On the other side were angry denunciations from anti-wheat board monopoly campaigners.
In the lobby of the House of Commons, former wheat farmer and now Conservative MP Ted Menzies told reporters that the wheat board monopoly had cost his Claresholm, Alta., farm $1.5 million in lost revenues over the years.
During an evening cell phone call, southern Manitoba Conservative MP Brian Pallister denounced the Manitoba government decision to hold a plebiscite on the issue: “It is not a provincial issue, it is a meaningless vote and it is money they could be spending to actually support producers.”
And unsuccessful Saskatchewan anti-monopoly director candidate Vicki Dutton sent a missive complaining that reporters should have a mission to expose “untruths” in the system even if they are biased against the cause. One significant untruth she sees is the claim that the board is accountable to farmers through their directors.
Her evidence is a March 17, 2005 submission by the CWB against a lawsuit launched by a group of prairie farmers against the board over its distribution of pool funds.
The CWB’s legal defence was that “the board is accountable only to Parliament and that neither the Board nor the Crown owe any duty to or are accountable to the (plaintiff farmers) as producers of wheat.”
Case closed in the critics’ eyes. Lawyer weasel words may thrive on subtlety but it was a week during which CWB executives were claiming Strahl was overstepping his bounds because the 1998 Canadian Wheat Board Act amendments made the board responsible to producers through their directors.

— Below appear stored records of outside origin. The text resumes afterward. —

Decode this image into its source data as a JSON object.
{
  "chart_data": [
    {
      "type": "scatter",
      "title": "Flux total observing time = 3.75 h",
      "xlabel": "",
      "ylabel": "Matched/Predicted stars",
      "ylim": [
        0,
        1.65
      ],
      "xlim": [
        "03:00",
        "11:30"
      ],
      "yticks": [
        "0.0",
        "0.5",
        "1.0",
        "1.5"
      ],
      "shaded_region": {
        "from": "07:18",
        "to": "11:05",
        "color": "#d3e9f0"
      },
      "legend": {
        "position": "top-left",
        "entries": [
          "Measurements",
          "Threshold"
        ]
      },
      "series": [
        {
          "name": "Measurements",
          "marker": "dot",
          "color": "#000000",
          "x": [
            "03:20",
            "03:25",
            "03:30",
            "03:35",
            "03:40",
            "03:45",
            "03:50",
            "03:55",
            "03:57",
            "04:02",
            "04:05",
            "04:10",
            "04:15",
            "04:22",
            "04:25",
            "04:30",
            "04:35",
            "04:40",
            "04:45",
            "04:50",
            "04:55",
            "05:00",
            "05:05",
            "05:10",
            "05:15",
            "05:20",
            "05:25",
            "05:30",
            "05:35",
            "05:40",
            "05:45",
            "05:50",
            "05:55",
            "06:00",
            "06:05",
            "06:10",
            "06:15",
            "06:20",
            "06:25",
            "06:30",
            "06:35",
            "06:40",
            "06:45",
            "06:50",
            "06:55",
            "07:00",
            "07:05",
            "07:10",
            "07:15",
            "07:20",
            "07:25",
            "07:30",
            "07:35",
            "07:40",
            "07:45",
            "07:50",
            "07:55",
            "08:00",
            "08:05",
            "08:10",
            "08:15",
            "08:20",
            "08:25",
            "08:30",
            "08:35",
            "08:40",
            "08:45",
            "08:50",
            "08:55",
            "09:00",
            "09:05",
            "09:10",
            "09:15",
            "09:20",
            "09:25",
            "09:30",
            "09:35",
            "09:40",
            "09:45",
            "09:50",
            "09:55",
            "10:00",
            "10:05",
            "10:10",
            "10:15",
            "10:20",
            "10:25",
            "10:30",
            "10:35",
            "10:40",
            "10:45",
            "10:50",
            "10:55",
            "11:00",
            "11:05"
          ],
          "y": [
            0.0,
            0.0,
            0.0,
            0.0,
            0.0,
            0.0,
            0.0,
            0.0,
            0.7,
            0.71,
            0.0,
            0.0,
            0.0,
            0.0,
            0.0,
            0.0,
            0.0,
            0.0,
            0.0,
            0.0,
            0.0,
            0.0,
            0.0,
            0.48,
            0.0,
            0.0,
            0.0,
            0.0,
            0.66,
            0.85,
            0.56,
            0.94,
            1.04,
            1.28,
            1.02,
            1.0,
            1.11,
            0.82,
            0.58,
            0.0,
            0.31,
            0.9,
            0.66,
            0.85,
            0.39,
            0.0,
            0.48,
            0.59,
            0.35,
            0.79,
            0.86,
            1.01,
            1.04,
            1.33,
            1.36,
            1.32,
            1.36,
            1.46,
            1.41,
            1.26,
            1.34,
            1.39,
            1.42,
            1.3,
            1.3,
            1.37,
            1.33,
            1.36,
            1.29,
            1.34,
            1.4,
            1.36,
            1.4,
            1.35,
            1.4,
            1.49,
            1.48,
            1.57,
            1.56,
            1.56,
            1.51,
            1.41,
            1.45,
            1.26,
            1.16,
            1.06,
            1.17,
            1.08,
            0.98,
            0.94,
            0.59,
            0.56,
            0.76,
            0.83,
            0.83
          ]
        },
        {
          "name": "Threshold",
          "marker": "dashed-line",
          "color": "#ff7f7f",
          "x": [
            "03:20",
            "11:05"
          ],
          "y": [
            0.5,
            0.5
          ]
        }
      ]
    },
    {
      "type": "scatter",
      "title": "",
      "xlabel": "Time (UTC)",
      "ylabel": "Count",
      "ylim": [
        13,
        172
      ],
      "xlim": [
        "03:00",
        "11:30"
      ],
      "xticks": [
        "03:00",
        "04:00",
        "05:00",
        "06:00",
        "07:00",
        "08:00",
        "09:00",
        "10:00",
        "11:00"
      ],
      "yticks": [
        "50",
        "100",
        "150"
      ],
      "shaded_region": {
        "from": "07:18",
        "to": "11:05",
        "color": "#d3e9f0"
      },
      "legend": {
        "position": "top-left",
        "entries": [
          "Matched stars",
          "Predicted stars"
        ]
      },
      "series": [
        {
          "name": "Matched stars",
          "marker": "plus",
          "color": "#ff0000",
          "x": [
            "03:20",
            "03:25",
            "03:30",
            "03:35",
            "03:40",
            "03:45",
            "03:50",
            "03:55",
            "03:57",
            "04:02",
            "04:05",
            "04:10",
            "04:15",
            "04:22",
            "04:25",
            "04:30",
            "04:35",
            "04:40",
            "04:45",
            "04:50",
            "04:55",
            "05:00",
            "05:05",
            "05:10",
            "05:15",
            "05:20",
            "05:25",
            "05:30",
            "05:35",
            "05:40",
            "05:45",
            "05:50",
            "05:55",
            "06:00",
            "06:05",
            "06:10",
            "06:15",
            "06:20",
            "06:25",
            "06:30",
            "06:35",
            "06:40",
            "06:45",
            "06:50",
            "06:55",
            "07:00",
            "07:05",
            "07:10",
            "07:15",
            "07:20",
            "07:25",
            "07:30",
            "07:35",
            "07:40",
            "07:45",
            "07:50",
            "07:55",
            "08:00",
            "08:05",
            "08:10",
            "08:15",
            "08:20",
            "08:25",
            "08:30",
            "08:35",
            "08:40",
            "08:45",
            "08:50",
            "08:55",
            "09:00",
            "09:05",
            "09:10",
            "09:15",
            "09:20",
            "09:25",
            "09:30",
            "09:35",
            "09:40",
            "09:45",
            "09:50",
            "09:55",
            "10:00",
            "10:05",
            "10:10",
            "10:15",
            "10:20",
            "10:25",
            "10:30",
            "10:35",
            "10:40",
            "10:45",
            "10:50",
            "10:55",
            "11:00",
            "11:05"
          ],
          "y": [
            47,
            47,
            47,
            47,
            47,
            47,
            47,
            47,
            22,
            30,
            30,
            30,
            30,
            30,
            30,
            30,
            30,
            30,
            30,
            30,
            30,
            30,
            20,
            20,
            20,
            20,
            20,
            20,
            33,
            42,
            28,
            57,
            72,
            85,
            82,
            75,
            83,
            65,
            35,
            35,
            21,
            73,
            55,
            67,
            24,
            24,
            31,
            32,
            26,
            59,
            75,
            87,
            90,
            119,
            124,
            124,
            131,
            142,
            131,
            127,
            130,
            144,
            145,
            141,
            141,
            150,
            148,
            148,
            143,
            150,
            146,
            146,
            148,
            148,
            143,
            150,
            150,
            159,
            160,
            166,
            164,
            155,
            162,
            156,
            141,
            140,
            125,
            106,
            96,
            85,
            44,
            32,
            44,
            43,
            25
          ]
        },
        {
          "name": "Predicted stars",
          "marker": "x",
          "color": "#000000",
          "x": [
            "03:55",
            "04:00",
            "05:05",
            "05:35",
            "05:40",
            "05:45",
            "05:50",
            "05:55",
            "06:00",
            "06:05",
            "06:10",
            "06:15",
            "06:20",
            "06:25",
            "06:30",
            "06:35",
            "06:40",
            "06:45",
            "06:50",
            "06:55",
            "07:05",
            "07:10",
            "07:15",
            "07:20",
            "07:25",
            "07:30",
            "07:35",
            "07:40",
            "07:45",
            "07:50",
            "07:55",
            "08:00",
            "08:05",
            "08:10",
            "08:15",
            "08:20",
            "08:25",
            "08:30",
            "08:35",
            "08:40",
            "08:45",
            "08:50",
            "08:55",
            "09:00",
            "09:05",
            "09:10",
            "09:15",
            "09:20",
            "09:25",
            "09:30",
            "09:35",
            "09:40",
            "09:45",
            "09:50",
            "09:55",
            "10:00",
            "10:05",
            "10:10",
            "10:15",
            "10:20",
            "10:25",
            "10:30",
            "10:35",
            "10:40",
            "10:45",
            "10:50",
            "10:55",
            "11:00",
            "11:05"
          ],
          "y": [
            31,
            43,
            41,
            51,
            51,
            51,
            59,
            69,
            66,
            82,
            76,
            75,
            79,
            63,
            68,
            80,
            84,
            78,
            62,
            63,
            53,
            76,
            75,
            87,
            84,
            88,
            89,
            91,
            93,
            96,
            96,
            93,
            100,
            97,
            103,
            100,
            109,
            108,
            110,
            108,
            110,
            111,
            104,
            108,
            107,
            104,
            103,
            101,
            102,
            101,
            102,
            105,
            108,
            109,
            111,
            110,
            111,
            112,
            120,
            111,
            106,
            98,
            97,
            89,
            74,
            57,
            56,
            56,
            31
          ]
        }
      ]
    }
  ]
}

This claim of fidelity to Parliament was the smoking gun in a Big Lie.
So the week went.
The CWB descent into partisan politics won it no favours with the Conservatives but nothing could have.
The pro-monopoly result of the directors’ elections made the Conservatives look out-of-touch with western farm opinion.
And all sides are stuck with a flawed Liberal CWB Act rewrite in 1998 that gives all sides comfort and no side satisfaction – a board with a majority farmer-elected board that still allows the government to appoint directors, including the CEO, and still has the board responsible to Parliament.
It is as though the Liberals believed the board could be half pregnant.